Los que defienden la viabilidad de un ELA Mejorado dentro de las estructuras legales existentes tienen el deber de gestionar esas y otras mejoras sin necesidad de esperar por plebiscitos ni asambleas de estatus. De lo contrario, deben mover sus banderas políticas a otro campamento ideológico. Concedido, lo propuesto tiene sus complejidades procesales y no produciría resultados inmediatos para satisfacer a las casas acreditadoras de corretaje. Pero satisfarían al pueblo. El neto de la gestión sería una sociedad mejor servida y más justa.

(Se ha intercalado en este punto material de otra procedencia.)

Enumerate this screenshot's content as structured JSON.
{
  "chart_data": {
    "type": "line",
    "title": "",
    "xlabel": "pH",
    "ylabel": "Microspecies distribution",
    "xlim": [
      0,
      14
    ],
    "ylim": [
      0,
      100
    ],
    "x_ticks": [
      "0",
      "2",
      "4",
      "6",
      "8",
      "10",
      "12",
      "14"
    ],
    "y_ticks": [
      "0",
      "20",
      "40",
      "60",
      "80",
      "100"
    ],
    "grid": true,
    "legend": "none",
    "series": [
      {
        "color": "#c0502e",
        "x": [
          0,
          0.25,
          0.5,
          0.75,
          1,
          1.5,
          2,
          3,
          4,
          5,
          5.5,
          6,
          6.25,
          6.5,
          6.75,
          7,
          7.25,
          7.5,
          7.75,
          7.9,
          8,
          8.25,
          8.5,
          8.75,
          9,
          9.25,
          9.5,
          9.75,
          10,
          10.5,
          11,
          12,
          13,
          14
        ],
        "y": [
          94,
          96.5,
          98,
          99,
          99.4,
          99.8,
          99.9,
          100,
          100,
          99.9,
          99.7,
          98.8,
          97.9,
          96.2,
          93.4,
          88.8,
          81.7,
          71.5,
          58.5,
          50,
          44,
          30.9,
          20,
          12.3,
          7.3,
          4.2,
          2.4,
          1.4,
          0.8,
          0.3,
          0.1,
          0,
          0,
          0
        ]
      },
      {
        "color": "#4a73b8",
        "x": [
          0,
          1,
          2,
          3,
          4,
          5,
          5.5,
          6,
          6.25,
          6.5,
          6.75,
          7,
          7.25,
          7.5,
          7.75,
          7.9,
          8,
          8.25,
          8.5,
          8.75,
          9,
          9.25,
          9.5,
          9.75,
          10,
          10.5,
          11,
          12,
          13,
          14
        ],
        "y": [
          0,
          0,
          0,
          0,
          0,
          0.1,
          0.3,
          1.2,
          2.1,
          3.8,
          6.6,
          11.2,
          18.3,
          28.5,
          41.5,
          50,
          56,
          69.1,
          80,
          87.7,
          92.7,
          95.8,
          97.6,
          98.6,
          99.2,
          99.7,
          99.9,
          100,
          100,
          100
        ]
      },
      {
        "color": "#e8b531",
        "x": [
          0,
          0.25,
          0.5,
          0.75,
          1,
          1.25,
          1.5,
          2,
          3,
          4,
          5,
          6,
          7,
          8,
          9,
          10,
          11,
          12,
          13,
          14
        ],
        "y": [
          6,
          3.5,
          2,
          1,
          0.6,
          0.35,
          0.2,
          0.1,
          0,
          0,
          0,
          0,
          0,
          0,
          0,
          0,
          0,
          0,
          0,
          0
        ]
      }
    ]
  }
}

Si al aprobar las nuevas leyes de retiro el PPD hubiese debatido esto explícitamente, denotaría una clase política del País alerta y consciente de sus deberes para con el pueblo que le dio la responsabilidad de gobernar. Denotaría, además, una comprensión de que toda decisión que modifique un servicio fundamental para la sociedad encierra en sí misma una o más ideologías. La honestidad moral e intelectual de los que nos gobiernan les obliga a hacer explícitas esas ideologías. Ya sabemos dónde están los neoliberales de Puerto Rico. Lo que no sabemos es dónde están los social-demócratas.